Nous vivons dans la joie ! Les livres et les cahiers dorment sous les pupitres fermés, et c’est à qui se lèvera la première pour courir tout de suite à l’École transformée en atelier de fleuristes.

Je ne paresse plus au lit, non, et je me presse tant d’arriver tôt que j’attache ma ceinture dans la rue. Quelquefois nous sommes déjà toutes réunies dans les classes quand ces demoiselles descendent enfin, et elles en prennent à leur aise aussi, au point de vue toilette ! Mademoiselle Sergent s’exhibe en peignoir de batiste rouge (sans corset, fièrement) ; sa câline adjointe la suit, en pantoufles, les yeux ensommeillés et tendres.
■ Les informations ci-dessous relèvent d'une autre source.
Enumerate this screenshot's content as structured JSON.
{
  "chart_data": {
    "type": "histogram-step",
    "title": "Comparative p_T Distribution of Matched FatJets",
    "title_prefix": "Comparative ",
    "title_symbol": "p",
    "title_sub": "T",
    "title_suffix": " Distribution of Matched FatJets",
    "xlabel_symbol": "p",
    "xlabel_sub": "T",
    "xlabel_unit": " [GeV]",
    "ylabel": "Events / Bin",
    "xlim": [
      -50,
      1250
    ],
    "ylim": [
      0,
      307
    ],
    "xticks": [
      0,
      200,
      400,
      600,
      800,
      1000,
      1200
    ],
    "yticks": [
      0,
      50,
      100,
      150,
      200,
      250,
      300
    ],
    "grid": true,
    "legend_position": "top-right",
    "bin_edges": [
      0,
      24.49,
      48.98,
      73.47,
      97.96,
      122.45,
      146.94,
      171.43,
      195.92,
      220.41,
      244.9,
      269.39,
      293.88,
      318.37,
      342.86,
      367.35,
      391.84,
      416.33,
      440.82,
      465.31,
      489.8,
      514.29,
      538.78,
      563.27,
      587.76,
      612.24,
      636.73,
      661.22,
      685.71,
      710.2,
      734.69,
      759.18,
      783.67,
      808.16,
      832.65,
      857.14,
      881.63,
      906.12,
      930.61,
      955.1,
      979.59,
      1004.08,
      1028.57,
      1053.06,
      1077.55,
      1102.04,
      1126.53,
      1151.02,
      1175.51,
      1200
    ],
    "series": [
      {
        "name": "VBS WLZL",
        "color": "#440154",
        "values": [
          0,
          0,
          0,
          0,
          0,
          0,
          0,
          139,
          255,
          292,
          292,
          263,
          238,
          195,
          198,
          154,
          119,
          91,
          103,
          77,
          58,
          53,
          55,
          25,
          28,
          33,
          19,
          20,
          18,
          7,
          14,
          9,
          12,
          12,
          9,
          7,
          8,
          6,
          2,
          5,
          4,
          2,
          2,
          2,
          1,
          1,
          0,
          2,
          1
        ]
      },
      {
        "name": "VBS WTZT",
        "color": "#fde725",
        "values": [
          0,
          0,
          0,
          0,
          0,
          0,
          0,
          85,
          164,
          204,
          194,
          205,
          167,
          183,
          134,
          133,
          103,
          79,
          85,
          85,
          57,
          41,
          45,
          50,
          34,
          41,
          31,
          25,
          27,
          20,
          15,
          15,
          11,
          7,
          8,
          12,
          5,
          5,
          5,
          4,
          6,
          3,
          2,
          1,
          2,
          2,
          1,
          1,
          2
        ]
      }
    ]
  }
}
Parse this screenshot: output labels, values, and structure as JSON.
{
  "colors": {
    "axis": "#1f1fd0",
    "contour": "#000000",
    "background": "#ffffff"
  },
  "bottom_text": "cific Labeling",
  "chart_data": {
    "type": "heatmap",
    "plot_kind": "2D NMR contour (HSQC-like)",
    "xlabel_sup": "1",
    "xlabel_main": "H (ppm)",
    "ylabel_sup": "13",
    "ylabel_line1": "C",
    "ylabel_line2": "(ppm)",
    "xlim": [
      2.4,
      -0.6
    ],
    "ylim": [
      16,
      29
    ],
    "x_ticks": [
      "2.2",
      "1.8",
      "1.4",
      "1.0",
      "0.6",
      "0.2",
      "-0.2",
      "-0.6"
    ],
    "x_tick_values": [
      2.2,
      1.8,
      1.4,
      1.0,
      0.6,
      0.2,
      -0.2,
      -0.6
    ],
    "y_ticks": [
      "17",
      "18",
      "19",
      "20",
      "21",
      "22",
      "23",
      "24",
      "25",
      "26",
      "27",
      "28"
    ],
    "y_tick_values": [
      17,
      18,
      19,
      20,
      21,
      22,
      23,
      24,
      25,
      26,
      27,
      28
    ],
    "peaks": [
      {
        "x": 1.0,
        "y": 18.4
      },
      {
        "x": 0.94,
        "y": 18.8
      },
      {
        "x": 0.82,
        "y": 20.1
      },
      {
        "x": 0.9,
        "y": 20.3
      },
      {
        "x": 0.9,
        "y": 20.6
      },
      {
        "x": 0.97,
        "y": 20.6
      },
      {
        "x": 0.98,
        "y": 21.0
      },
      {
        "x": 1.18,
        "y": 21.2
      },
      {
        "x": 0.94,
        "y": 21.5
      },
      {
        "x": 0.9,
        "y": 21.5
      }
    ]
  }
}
On vit en famille ; avant-hier matin Mlle Aimée, s’étant lavé la tête, est descendue les cheveux défaits et encore humides, des cheveux dorés doux comme de la soie, assez courts, annelés mollement à l’extrémité ; elle ressemblait à un polisson de petit page, et sa Directrice, sa bonne Directrice, la buvait des yeux.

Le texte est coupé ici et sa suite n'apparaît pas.